Supervisors: Dr Gerardine Doyle & Professor Aileen Pierce
External Examiner: Professor Lynne M. Oats, Exeter Business School
Tackling tax avoidance has become a priority for tax authorities. The accounting profession has been subject to significant criticism for its role in the promotion and facilitation of what may be regarded as aggressive tax avoidance. In response to this increasing issue of public concern, tax authorities have sought to tackle tax avoidance through the introduction of general anti-avoidance rules and supplementary provisions. These regulatory changes may be regarded as an attempt by tax authorities to disrupt the existing work practices of the accounting profession.
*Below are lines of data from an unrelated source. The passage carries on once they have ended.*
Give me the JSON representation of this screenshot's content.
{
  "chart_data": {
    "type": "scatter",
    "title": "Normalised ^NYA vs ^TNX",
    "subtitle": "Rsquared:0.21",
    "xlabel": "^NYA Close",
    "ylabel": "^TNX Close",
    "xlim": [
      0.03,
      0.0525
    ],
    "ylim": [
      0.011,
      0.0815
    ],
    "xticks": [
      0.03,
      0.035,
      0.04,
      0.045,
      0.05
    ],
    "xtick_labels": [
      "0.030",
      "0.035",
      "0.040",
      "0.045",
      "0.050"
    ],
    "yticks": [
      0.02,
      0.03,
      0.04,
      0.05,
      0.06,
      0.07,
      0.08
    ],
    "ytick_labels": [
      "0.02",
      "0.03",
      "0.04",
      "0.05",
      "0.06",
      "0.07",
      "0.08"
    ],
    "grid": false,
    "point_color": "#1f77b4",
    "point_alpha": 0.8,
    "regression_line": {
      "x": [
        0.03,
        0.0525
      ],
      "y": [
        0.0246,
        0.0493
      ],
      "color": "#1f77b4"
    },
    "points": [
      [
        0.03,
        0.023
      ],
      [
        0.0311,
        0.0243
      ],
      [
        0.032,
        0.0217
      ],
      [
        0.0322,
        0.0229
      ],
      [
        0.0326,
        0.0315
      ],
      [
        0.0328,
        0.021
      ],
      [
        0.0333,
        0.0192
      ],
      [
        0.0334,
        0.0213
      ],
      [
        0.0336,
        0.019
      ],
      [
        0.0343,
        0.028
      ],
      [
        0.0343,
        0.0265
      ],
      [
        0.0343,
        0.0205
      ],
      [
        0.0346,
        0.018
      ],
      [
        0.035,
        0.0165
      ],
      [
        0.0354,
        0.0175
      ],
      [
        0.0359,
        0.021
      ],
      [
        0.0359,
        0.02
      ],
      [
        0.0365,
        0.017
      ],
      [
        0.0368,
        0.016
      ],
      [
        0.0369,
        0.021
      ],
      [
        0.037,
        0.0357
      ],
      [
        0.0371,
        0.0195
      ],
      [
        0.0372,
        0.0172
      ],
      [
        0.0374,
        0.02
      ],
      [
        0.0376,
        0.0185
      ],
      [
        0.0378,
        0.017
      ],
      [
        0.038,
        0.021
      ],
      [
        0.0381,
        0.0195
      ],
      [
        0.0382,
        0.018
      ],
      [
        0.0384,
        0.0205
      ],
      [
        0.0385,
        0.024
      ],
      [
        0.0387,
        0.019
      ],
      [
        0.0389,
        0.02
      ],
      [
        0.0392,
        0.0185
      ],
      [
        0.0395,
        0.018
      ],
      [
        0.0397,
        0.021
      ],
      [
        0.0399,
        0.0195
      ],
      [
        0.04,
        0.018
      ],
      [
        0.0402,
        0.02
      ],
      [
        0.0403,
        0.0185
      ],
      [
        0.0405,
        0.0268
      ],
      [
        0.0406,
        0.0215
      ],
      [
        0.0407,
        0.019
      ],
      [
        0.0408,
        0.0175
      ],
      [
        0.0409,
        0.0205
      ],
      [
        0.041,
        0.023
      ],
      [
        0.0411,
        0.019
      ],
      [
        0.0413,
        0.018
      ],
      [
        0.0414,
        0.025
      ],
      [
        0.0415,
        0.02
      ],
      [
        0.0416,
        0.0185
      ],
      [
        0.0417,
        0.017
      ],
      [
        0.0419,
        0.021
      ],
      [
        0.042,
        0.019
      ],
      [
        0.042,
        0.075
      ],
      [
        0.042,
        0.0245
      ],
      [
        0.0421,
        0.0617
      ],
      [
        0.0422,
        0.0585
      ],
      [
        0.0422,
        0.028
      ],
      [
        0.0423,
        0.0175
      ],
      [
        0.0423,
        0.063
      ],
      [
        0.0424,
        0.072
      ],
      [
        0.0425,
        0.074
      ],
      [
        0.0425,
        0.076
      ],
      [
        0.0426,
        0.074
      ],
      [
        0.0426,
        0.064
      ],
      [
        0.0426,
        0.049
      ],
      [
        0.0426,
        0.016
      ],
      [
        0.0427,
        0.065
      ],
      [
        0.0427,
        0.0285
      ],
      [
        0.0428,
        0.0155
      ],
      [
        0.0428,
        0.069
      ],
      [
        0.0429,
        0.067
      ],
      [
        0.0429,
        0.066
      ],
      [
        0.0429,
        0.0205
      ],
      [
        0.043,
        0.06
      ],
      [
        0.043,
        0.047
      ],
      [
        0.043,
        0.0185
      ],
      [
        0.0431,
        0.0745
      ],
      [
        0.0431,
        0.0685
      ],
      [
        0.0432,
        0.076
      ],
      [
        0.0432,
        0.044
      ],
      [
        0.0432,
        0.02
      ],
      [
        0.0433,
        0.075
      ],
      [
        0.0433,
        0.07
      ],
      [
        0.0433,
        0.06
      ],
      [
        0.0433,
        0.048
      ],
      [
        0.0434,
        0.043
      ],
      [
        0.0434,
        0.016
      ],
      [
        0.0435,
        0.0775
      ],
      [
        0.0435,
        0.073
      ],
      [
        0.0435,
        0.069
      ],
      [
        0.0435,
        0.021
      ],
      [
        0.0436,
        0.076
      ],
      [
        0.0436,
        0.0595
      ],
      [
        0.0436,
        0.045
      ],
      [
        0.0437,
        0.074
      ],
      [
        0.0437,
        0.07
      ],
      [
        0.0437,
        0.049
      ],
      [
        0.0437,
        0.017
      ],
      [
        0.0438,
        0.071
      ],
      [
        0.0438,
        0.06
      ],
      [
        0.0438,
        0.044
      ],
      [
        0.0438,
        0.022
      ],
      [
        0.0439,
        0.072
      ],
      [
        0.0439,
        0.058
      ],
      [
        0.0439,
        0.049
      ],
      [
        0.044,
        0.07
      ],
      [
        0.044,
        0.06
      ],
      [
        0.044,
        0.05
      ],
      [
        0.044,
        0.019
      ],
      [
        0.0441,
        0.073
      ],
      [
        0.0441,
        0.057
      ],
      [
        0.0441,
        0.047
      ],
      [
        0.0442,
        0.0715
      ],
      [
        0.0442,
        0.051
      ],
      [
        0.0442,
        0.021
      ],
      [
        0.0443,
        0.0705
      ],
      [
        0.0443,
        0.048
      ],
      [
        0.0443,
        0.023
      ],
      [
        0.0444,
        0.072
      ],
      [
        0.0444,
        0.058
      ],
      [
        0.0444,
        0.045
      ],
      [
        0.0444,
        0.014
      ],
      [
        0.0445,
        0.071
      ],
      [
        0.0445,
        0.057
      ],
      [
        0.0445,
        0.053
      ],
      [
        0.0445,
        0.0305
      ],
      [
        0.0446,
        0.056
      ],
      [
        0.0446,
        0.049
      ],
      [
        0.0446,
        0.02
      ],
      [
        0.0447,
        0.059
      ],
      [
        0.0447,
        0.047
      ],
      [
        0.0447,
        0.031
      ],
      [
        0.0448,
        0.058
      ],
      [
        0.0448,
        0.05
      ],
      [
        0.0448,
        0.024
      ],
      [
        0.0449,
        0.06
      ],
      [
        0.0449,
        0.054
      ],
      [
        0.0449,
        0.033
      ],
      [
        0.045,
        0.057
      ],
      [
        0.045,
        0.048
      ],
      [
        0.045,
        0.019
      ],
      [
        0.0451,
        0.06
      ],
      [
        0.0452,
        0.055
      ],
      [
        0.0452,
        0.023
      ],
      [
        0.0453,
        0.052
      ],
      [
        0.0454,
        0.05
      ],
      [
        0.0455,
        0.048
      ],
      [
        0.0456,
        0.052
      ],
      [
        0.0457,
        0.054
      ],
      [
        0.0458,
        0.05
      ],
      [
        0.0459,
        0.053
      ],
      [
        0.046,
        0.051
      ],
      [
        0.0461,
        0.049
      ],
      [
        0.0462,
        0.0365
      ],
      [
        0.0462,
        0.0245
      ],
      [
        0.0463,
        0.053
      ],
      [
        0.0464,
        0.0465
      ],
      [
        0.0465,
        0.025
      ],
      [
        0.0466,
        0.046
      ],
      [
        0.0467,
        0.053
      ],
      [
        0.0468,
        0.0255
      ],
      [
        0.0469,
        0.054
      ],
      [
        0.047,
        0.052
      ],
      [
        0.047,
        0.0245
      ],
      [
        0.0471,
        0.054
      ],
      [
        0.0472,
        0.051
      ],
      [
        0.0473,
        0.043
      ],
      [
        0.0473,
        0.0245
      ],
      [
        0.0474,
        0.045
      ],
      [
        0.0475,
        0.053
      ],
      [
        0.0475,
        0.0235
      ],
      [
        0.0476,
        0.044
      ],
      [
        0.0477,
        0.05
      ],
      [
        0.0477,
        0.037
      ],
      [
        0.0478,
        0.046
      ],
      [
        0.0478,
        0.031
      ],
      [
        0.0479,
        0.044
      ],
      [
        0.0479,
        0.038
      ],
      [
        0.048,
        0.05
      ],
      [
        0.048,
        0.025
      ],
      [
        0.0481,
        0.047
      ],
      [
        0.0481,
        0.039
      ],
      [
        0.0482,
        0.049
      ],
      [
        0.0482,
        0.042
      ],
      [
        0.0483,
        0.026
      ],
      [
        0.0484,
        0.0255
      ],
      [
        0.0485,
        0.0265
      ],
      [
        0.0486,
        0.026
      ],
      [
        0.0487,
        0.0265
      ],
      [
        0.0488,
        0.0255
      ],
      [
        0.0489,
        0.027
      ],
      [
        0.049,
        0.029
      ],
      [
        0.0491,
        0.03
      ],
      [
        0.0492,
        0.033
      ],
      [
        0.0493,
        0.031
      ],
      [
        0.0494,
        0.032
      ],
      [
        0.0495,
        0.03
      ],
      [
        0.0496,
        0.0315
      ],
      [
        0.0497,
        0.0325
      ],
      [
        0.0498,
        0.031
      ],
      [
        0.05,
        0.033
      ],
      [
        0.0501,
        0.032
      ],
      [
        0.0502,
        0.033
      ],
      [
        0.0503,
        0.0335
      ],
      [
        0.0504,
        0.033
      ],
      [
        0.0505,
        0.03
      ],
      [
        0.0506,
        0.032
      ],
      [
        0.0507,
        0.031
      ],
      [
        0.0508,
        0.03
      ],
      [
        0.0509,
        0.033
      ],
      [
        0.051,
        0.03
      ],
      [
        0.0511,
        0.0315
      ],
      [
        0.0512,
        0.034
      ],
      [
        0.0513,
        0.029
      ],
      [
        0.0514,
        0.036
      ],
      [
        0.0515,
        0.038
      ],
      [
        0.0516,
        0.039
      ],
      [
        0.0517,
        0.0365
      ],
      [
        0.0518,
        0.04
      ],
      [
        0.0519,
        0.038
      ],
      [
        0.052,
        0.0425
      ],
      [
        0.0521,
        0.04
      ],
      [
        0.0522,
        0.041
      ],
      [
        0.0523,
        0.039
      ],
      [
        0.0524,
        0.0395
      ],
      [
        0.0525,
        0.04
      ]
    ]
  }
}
In this context, the escalating disruptive work practices are explored, identifying how a tax authority built up layers of disruptive work, at times crossing into categories of traditional creation and maintenance work, in its attempts to tackle aggressive tax avoidance.
These disruptive work practices were represented in changes to the general anti-avoidance tax regime. As a result, the accounting profession was impacted both directly and indirectly, where provisions introduced placed new reporting obligations on tax advisers and on taxpayers. The accounting profession’s response is explored, beginning with defiance (where changes were not aimed at it directly), moving to a combination of defiance and compromise (where it faced new reporting obligations) and finally public acquiescence and private avoidance and defiance (where it faced a Supreme Court decision strengthening the tax authority’s powers). The public and private response of the accounting profession are examined, by analysing public documentary evidence, together with interview and focus group data, enabling an in-depth understanding of the accounting profession’s response to regulatory changes to be explored.
When faced with disruptive work, tax accountants are seen to engage in a range of different
maintenance work practices in an attempt to rebuff changes to their day-to-day work practices and advice given to clients. Once again, the complexity of real life, provides an opportunity to identify institutional work practices crossing traditional categories, with creation work practices identified in tax accountants’ attempts to maintain their status quo.
The influence of clients, and society more generally, on both the response of the accounting profession to changes in the general anti-avoidance tax regime and the resulting impact on work practices is identified throughout the study, with the concept of client-led professionalism emerging from the findings.